Bill Brady, CEO, Mascoma
Brady emphasized the importance of products that could drive revenue for a company in the early stage, noting how Mascoma’s MGT yeast technology had landed seven customers for the company among traditional ethanol producers, in the years while it was developing its technology and moving from its Rome, NY demonstration to its first commercial plant in Kinross, Michigan, which is expected to be operational in 2014.
“A major lesson learned? First of kind projects usually have a second phase when design flaws a fixed. So, its been important for us to recognize and learn that our journey ought to be completed in two phases. A first phase, where we take out as much risk as we can and save as much capital as we can, and run that project for 24 months, and then make improvements. Making design changes without operating experience can result in real disappointment.
“For us, on the finance side, the power of clear market signals is absolutely critical – signals like tax policies and RFS2.
“You see, in companies there are generally four types of projects that could get funded, once you have shown that you can exceed the company’s basic internal hurdle rate of return.
“There are the low risk, high return projects, which are really rare. There are the projects which have low risk and low return, generally business as usual expansions. Then there are the high risk, high return investments, that generally represent new technologies deployed in existing businesses. Then there are projects like first of kind, advanced biofuels, which are high risk and low return.
“To get projects funded in that kind of environment, you need all the help that policies like RFS2 and tax policies can provide.”
Chris Ryan, President and COO, Gevo (GEVO)
“The most important thing, in our view, is when you find the product that you can make and for which there is a market, you have to find the most economic route of production. You have to understand what the best of biology can give you, and what good chemical engineering can do with that to realize it in the lowest cost way. Some projects get too focused on the biology or the chemistry, and the opportunity of the market, and they overlook the importance of engineering in terms of delivering that lowest-cost product.”
Theodora Retsina, CEO, American Process
“For us, there are five important lessons learned.

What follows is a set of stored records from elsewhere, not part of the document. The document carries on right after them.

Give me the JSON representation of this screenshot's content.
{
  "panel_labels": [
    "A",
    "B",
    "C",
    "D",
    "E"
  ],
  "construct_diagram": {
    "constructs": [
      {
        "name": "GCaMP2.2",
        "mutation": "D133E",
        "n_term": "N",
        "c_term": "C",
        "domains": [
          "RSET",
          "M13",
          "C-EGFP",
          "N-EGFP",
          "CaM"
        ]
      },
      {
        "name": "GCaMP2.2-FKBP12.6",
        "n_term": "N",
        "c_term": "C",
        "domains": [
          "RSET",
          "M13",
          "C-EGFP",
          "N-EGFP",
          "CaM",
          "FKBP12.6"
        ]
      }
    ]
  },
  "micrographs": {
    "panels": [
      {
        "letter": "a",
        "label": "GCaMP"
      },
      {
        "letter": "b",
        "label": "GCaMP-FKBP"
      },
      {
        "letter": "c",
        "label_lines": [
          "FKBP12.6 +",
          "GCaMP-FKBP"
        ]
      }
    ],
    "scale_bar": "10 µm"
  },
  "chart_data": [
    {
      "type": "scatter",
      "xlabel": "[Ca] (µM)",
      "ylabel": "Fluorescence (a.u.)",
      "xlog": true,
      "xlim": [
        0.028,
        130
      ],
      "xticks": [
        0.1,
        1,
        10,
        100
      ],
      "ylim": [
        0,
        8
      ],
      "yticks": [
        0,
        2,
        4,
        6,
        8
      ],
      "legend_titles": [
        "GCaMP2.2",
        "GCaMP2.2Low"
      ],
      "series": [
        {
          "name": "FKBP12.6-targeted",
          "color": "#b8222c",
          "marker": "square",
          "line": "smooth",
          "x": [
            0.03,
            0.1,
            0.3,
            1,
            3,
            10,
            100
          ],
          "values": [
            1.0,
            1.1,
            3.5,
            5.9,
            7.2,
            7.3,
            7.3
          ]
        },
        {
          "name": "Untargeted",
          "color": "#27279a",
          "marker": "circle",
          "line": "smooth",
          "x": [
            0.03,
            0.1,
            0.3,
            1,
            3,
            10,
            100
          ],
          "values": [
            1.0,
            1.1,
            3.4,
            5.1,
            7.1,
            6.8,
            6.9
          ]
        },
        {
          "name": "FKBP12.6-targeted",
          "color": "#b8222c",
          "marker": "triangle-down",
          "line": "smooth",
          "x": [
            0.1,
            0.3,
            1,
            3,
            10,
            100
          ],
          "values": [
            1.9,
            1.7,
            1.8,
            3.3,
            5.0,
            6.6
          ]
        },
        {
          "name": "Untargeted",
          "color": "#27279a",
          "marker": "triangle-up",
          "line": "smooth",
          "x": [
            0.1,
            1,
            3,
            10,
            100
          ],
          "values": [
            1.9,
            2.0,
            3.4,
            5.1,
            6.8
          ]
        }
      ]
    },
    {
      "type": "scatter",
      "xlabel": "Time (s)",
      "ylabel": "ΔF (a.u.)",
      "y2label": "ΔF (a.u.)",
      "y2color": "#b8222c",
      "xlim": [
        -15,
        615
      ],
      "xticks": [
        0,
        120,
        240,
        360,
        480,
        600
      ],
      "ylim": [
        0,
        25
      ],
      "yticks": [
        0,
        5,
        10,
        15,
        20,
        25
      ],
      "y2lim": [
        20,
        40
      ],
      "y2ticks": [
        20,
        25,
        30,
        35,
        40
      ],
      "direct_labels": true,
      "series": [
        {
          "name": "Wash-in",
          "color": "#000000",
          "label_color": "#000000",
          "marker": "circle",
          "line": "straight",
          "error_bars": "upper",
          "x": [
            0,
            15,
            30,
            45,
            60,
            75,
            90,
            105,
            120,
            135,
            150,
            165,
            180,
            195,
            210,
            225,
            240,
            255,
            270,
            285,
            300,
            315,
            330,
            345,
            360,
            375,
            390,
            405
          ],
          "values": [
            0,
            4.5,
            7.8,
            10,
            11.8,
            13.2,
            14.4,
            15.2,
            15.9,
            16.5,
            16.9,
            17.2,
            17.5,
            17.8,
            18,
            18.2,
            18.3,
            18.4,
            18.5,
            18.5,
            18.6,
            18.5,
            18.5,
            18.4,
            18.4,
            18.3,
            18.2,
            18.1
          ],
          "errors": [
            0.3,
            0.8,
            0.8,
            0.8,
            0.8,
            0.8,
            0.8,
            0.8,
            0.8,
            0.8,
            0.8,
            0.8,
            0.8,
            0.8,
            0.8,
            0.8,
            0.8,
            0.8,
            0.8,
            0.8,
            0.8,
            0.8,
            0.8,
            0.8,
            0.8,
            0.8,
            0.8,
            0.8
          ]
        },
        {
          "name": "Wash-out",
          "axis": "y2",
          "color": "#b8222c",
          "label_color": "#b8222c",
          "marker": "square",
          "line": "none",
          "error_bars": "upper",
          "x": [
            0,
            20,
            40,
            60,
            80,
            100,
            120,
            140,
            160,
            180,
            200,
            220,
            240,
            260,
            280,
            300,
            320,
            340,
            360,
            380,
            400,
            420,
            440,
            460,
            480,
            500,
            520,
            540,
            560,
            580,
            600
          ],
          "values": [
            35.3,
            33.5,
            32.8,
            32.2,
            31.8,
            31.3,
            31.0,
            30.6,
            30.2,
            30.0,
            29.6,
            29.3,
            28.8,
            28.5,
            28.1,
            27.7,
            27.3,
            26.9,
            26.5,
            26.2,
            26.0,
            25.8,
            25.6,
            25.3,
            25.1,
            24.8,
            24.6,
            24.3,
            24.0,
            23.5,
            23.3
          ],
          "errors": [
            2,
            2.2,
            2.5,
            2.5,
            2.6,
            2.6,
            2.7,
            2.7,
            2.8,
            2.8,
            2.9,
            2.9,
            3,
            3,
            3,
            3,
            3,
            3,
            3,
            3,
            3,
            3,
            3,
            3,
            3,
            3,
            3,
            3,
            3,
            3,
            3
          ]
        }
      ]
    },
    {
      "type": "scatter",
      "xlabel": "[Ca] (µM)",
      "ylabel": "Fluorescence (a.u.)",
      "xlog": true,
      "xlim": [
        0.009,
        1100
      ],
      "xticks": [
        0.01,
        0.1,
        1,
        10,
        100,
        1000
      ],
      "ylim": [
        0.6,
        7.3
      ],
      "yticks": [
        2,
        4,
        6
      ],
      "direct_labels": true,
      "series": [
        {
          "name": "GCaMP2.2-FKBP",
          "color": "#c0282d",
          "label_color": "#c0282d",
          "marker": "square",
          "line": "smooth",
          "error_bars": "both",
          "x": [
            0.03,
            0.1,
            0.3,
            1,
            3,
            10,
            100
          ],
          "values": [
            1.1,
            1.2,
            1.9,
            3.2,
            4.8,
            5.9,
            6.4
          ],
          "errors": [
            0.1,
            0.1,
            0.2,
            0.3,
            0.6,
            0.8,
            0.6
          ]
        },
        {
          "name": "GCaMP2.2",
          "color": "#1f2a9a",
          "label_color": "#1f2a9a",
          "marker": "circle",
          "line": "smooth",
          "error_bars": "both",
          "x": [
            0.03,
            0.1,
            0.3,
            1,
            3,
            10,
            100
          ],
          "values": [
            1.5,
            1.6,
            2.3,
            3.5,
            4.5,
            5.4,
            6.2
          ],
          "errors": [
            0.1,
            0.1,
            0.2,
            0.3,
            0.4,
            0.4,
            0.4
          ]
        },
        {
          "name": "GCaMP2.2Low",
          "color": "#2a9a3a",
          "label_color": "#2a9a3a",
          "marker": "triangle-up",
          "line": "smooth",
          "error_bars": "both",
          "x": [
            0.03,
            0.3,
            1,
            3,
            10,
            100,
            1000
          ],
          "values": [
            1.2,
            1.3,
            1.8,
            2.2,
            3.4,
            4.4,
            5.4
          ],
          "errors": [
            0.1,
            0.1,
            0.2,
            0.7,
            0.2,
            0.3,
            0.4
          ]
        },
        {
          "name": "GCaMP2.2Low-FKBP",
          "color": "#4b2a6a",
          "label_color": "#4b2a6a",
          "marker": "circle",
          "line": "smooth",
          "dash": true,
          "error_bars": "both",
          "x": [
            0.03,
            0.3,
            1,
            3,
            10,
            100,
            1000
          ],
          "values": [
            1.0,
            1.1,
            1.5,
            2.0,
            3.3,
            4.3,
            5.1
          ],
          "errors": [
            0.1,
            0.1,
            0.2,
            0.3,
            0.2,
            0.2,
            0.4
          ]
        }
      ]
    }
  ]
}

First, leverage co production wherever you can, and don’t build anything you don’t have to. Second, understand that there is real risk, and perceived risk, and only operating a large demonstration that you keep as simple as possible, will allow you to understand the risks.
“Third, there’s the execution risk, and we have found that it is paramount to keep in-house control of basic engineering and construction management.
“Fourth, a lack of stable policy has great impact. Fifth, in financing, you have to look everywhere, conventional and unconventional.
The Bottom Line
Theodora Retsina put it well, “We are industrial technology businesses, making a commodity, we have to control costs everywhere and learn, learn, learn.”
Shaking out the cost, and de-risking projects, is the abundantly clear message. Whether it is in using bolt-on technologies that le
verage existing production, or developing in multiple phases to learn as much as possible at the minimal engineering scale.
Team and experience – whether it is experience gained from multiple stages of development, or the experience that the team brings from projects in the past – was commonly cited.
And the group was clear on the transformational impact of clear, long-term market signals such as the Renewable Fuel Standard – paramount, in their view, to risk mitigation for lenders and project developers.
Is there a market? What’s the best team? How to shake out the costs? Those are the lessons from the grizzled pioneers, the veterans of VODville.
Would-be crossers of the Valley could highly profit from their experience.